Un futuro di sostenibilità: Renato Mazzoncini (A2A) ai microfoni di “Futura. Storie di Economia per l’Ambiente”

Renato Mazzoncini

“Occuparsi di ambiente, energia e acqua vuol dire occuparsi di elementi essenziali per la qualità della vita dei cittadini e delle città. Farlo in maniera sostenibile e circolare vuol dire occuparsi anche della vita del pianeta”. A sostenerlo fermamente è l’Amministratore Delegato e Direttore Generale di A2A Renato Mazzoncini, intervistato da Alessio Maurizi per “Futura. Storie di Economia per l’Ambiente”. Un incontro in cui l’AD e DG ha avuto modo di illustrare i progetti intrapresi dalla Life Company per un futuro all’insegna della sostenibilità.
“Sono fra coloro che credono che arriveremo al 2050 con emissioni CO2 zero”, sottolinea l’AD e DG nell’intervista, aggiungendo però come, per raggiungere tale obiettivo, sia necessario “passare tramite una road map al 2030, in cui gli obiettivi sono per esempio arrivare al 55% di energie rinnovabili, che è il target che si è dato l’Unione Europea per questo decennio”. Il lavoro da compiere, prosegue, è ancora parecchio: basti pensare che attualmente “l’energia primaria è ancora prevalentemente petrolio e carbone a livello mondiale. L’80% dell’energia primaria utilizzata è ancora questa”. Nonostante ciò, un aspetto positivo è rappresentato dal fatto che le fonti rinnovabili sono sostanzialmente infiniti: “In un’ora arriva sulla Terra l’energia che 7 miliardi di persone utilizzano in un anno”, specifica Renato Mazzoncini, “un quadrato di 50 km di lato nel deserto del Sahara produce tutta l’energia elettrica che serve all’Italia e se allarghiamo il lato a 130 km potremmo soddisfare il fabbisogno di energia elettrica di tutta Europa”.

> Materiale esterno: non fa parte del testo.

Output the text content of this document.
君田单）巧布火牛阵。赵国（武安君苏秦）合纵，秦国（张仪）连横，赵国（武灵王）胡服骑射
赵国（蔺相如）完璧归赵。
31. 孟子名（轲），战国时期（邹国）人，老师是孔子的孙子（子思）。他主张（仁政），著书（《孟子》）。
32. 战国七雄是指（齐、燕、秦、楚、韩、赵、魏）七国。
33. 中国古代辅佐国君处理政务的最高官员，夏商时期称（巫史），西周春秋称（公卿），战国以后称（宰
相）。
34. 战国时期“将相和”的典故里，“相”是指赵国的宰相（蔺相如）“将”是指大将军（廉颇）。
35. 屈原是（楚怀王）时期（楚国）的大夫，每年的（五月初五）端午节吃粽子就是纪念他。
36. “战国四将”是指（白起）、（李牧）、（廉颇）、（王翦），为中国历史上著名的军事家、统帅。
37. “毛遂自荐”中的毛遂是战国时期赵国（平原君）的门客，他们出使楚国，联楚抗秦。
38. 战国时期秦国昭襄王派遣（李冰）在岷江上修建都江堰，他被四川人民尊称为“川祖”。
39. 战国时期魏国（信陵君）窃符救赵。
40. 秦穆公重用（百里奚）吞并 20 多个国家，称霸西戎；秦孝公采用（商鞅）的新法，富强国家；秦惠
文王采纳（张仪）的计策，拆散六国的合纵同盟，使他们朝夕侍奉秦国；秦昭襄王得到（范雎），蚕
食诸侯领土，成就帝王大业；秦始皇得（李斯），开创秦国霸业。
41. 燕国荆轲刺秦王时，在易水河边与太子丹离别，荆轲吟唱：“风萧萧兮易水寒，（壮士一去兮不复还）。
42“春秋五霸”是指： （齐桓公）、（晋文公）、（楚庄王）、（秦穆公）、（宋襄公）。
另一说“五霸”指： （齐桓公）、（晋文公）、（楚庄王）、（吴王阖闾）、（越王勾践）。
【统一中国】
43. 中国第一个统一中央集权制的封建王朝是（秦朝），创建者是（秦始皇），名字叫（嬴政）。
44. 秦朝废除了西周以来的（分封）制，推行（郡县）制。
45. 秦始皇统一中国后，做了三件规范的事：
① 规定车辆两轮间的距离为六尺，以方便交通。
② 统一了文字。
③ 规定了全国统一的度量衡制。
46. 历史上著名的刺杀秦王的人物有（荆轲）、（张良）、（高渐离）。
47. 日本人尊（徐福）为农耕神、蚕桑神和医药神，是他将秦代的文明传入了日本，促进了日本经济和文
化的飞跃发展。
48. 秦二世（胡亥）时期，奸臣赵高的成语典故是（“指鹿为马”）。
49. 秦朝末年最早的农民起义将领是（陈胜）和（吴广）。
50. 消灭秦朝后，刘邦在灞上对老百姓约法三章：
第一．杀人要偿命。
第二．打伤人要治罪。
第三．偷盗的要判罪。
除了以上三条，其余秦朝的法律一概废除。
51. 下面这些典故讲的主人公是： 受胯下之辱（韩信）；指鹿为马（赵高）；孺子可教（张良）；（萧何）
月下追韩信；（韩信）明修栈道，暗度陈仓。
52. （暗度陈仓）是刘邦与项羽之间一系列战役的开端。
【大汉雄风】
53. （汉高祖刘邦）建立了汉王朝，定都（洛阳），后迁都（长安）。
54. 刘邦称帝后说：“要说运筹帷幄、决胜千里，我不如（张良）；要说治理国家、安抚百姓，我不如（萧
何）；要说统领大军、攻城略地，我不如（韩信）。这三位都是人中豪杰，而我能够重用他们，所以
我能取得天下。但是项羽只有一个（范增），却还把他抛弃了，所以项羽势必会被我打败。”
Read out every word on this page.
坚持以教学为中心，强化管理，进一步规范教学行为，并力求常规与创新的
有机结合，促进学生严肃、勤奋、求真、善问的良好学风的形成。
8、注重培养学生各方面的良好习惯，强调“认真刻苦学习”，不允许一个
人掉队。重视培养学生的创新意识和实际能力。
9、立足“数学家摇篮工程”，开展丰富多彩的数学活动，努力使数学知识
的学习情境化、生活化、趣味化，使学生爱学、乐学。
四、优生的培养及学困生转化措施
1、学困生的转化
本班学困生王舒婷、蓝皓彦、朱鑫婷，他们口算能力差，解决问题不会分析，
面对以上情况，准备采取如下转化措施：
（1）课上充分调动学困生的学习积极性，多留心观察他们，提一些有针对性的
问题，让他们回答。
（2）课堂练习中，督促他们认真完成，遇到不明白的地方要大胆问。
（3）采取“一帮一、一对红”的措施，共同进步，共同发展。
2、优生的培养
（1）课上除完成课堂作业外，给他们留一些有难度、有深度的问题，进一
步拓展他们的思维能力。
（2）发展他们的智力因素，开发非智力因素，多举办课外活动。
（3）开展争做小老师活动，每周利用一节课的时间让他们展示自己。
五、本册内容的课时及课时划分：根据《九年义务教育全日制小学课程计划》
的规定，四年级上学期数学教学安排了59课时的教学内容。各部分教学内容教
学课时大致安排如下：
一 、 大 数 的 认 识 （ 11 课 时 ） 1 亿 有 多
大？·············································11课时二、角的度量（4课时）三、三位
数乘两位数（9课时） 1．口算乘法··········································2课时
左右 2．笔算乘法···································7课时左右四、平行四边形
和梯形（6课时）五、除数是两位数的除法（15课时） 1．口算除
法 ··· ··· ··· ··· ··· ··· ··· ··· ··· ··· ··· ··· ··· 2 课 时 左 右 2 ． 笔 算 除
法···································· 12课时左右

Oggi, in uno scenario europeo che si rivela particolarmente positivo verso l’economia circolare e la transizione energetica, l’impegno della Life Company è dunque continuare a fornire un prezioso contributo per accelerare la transizione sostenibile: un obiettivo, ricorda l’AD e DG Renato Mazzoncini, che per A2A significa puntare sempre più su ambiente, energia e acqua. Per far ciò, la Life Company ha messo in campo un volume totale di investimenti pari a 16 miliardi di euro, previsti nel Piano Strategico 2021-2030 presentato a gennaio di quest’anno. Tali investimenti destinano in particolare 10 miliardi di euro per lo sviluppo delle energie rinnovabili e 6 miliardi per il settore dell’economia circolare: il duplice fine è dare slancio alla transizione sostenibile in Italia e contribuire alla realizzazione di infrastrutture strategiche per la crescita e il rilancio del Paese.